Bharti Enterprises’ purchase of a stake in BT Group in 2024 was valued at approximately Rs 33,520 crore (USD 4 billion), while Tata Steel’s acquisition of Tata Steel Global in the same year was valued at around Rs 17,340 crore (USD 2.1 billion).

Why the deal is unique

Unlike typical stock market exits, where foreign investors sell shares to the general public, the Bajaj-Allianz transaction involved a direct and concentrated transfer of ownership.

It represents one of the largest instances of an Indian promoter group using its own balance sheet to reclaim full control of a major financial services business from a global partner, underscoring the growing role of domestic capital in India’s financial sector.

Management commentary

“The transaction is transformative for the Bajaj Group, enabling us to contribute even more strongly to the government’s vision of ‘Insurance for All’ that is Made in India, Made for India and Made by India,” said Sanjiv Bajaj, Chairman and Managing Director, Bajaj Finserv.

“We are very excited about the insurance businesses, which are at this stage poised for a long period of growth.

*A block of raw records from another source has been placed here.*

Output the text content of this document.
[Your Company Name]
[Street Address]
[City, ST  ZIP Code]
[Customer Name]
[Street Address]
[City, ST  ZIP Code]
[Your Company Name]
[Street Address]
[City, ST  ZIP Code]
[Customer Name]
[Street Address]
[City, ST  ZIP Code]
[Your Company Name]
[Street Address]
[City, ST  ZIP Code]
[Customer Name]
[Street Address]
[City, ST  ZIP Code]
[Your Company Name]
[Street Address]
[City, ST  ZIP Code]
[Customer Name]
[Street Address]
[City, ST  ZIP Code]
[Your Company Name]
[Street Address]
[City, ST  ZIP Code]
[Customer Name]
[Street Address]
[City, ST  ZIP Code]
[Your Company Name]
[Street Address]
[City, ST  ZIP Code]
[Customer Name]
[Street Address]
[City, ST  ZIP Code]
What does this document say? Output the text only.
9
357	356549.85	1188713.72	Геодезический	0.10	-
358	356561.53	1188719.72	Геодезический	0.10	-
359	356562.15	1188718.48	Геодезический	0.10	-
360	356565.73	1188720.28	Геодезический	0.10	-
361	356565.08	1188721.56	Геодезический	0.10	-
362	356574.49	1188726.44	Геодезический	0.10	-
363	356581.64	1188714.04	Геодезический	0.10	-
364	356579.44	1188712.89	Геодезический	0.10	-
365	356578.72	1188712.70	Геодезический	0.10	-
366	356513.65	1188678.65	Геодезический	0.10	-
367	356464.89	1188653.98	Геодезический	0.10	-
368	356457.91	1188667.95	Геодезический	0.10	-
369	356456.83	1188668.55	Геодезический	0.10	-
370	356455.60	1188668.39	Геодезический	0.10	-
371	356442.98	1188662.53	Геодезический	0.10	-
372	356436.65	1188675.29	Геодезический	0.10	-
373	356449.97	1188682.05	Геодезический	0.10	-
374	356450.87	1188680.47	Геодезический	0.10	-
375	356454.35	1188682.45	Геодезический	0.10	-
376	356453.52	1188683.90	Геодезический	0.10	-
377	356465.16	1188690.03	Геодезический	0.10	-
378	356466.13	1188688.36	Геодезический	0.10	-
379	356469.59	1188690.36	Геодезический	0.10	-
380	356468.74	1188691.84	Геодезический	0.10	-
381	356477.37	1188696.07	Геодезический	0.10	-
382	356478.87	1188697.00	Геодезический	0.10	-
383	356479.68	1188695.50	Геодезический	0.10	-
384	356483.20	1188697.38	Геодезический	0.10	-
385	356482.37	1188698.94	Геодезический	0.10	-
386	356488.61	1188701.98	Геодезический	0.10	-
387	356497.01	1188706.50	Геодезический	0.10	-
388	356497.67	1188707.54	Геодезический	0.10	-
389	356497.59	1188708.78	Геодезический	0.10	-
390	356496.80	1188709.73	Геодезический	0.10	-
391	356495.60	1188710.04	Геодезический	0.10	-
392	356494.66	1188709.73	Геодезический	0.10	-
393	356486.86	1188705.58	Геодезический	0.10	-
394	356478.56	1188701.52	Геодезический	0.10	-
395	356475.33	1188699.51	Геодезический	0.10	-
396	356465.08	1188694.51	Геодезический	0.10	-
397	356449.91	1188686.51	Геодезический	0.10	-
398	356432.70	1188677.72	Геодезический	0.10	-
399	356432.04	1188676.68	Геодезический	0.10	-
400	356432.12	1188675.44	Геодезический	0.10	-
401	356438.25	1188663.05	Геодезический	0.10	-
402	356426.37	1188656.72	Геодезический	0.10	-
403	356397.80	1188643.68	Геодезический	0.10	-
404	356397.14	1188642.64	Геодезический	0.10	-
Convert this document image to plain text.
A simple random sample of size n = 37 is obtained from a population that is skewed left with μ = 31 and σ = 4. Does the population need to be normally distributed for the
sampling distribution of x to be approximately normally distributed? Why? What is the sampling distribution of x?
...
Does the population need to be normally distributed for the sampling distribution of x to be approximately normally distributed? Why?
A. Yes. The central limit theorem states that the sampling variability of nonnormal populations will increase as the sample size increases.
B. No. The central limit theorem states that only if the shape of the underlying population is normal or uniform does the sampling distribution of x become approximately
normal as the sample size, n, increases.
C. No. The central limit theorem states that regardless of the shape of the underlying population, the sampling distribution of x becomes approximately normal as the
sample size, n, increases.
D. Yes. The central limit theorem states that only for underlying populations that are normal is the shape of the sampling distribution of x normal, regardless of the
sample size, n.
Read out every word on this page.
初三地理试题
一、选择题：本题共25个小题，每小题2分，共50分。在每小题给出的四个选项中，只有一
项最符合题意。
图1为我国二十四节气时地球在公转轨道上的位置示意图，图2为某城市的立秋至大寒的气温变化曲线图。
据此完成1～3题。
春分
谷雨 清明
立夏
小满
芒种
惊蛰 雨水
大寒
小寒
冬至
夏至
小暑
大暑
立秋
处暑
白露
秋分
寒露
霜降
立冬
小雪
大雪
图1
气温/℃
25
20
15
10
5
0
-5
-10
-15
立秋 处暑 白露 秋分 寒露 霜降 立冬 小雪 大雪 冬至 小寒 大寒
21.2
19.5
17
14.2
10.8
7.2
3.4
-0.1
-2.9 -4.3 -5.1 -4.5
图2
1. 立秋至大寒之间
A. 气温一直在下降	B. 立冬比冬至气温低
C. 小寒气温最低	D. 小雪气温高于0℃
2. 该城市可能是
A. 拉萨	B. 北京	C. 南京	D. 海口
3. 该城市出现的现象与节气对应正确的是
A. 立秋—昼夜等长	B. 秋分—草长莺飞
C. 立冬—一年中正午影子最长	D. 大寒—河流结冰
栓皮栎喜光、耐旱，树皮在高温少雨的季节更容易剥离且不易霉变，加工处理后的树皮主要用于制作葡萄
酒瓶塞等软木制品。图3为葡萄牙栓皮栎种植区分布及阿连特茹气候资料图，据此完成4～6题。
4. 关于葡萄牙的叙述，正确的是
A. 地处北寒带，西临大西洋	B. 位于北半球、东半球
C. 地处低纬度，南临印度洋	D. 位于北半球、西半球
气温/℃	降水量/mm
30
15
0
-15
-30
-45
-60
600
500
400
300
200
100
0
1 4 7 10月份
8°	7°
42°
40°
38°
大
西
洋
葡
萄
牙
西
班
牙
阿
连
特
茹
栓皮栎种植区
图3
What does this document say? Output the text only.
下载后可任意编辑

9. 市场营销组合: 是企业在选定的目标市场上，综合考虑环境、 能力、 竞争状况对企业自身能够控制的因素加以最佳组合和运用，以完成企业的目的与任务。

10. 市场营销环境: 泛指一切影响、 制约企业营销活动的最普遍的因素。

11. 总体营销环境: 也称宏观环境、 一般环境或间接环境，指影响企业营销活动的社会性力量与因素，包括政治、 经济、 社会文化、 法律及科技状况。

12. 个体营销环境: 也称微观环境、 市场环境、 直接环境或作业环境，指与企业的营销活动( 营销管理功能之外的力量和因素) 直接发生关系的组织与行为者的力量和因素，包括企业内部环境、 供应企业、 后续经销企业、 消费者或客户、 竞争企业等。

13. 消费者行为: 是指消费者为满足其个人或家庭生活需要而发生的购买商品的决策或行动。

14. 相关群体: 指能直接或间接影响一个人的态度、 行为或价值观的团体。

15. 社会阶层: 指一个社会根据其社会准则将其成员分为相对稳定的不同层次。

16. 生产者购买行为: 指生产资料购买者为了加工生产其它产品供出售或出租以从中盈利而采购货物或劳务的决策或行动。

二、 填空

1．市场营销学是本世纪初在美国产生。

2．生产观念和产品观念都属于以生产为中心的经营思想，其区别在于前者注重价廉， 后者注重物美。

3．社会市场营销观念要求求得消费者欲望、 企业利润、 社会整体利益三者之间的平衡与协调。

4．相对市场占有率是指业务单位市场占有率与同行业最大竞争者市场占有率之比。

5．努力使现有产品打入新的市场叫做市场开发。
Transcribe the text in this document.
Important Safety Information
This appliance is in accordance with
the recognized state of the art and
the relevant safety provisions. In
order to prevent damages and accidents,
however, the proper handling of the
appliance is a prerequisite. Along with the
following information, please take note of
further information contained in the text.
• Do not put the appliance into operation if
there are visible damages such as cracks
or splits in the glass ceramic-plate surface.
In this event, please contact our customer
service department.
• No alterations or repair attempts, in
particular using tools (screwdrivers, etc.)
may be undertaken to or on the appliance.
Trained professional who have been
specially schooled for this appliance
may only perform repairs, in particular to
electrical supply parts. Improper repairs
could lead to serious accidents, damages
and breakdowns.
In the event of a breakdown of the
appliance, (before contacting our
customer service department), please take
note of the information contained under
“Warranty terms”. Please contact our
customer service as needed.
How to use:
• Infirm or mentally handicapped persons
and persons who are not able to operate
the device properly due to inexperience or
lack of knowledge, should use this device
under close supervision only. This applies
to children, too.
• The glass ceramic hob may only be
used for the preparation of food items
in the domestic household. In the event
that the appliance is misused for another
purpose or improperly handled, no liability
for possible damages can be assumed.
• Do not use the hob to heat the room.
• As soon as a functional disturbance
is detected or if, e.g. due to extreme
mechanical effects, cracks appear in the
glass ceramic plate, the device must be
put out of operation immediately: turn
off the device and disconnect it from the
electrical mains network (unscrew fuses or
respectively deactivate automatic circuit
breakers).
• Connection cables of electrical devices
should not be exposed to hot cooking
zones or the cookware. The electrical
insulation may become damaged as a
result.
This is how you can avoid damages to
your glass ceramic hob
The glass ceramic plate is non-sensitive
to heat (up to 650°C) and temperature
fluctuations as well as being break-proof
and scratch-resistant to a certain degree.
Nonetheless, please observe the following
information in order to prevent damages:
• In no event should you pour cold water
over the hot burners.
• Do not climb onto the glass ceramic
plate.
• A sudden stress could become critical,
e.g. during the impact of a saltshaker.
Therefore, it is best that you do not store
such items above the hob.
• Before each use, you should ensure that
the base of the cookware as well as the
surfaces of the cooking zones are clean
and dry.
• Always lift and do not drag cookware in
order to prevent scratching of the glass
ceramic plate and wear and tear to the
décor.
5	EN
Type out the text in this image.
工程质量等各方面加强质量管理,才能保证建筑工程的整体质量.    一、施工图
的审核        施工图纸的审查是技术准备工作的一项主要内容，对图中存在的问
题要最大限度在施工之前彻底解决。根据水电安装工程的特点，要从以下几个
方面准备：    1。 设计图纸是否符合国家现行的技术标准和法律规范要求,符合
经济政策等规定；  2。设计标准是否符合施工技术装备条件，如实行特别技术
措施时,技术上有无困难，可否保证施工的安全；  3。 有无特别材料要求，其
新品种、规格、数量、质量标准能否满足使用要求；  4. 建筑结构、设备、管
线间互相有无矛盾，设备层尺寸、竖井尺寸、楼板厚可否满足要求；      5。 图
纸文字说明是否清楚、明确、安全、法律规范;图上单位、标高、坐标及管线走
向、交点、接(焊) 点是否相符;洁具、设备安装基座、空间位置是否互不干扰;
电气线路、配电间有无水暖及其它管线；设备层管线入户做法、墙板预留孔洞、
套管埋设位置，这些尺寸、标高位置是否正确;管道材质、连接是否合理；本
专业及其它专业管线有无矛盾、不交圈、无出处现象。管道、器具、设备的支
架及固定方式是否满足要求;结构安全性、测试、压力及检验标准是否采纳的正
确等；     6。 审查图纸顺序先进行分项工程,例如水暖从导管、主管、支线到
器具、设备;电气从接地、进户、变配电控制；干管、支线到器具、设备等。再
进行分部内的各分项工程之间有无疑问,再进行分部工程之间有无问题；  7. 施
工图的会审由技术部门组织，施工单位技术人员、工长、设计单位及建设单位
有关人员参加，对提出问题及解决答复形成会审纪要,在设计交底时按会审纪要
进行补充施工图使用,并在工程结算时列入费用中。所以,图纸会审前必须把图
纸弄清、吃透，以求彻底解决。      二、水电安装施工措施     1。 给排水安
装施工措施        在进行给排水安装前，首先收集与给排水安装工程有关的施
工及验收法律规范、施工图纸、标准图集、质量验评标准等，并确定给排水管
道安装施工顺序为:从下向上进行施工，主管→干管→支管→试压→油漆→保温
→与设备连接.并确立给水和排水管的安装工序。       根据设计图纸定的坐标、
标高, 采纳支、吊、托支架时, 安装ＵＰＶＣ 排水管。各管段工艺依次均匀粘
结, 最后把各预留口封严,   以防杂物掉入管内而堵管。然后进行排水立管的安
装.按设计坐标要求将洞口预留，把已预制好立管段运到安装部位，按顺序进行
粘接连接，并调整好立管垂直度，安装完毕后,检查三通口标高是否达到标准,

The acquisition provides us strategic flexibility to access new markets, introduce new products, build scale and advance growth as insurance penetration in India is set to grow exponentially over the next two decades,” he added.

S Sreenivasan, President – Insurance & Special Projects, Bajaj Finserv, who led the transaction, said the deal demonstrates the strength of domestic capital, noting that it was funded fully by the Bajaj Group without leverage.

He added that approvals from the Competition Commission of India and the Insurance Regulatory and Development Authority of India were received within four months. He also pointed to recent regulatory developments, including the passage of the Sabka Bima Sabki Raksha Act, 2025, and the imminent rollout of Ind-AS and risk-based capital norms for insurers, as supportive of long-term sector growth.

The Bajaj Group had announced its agreement to expand ownership in both insurance companies from 74 percent to 100 percent through a share purchase agreement on March 17, 2025. The corporate headquarters of Bajaj Allianz General Insurance and Bajaj Allianz Life Insurance will continue to be based in Pune.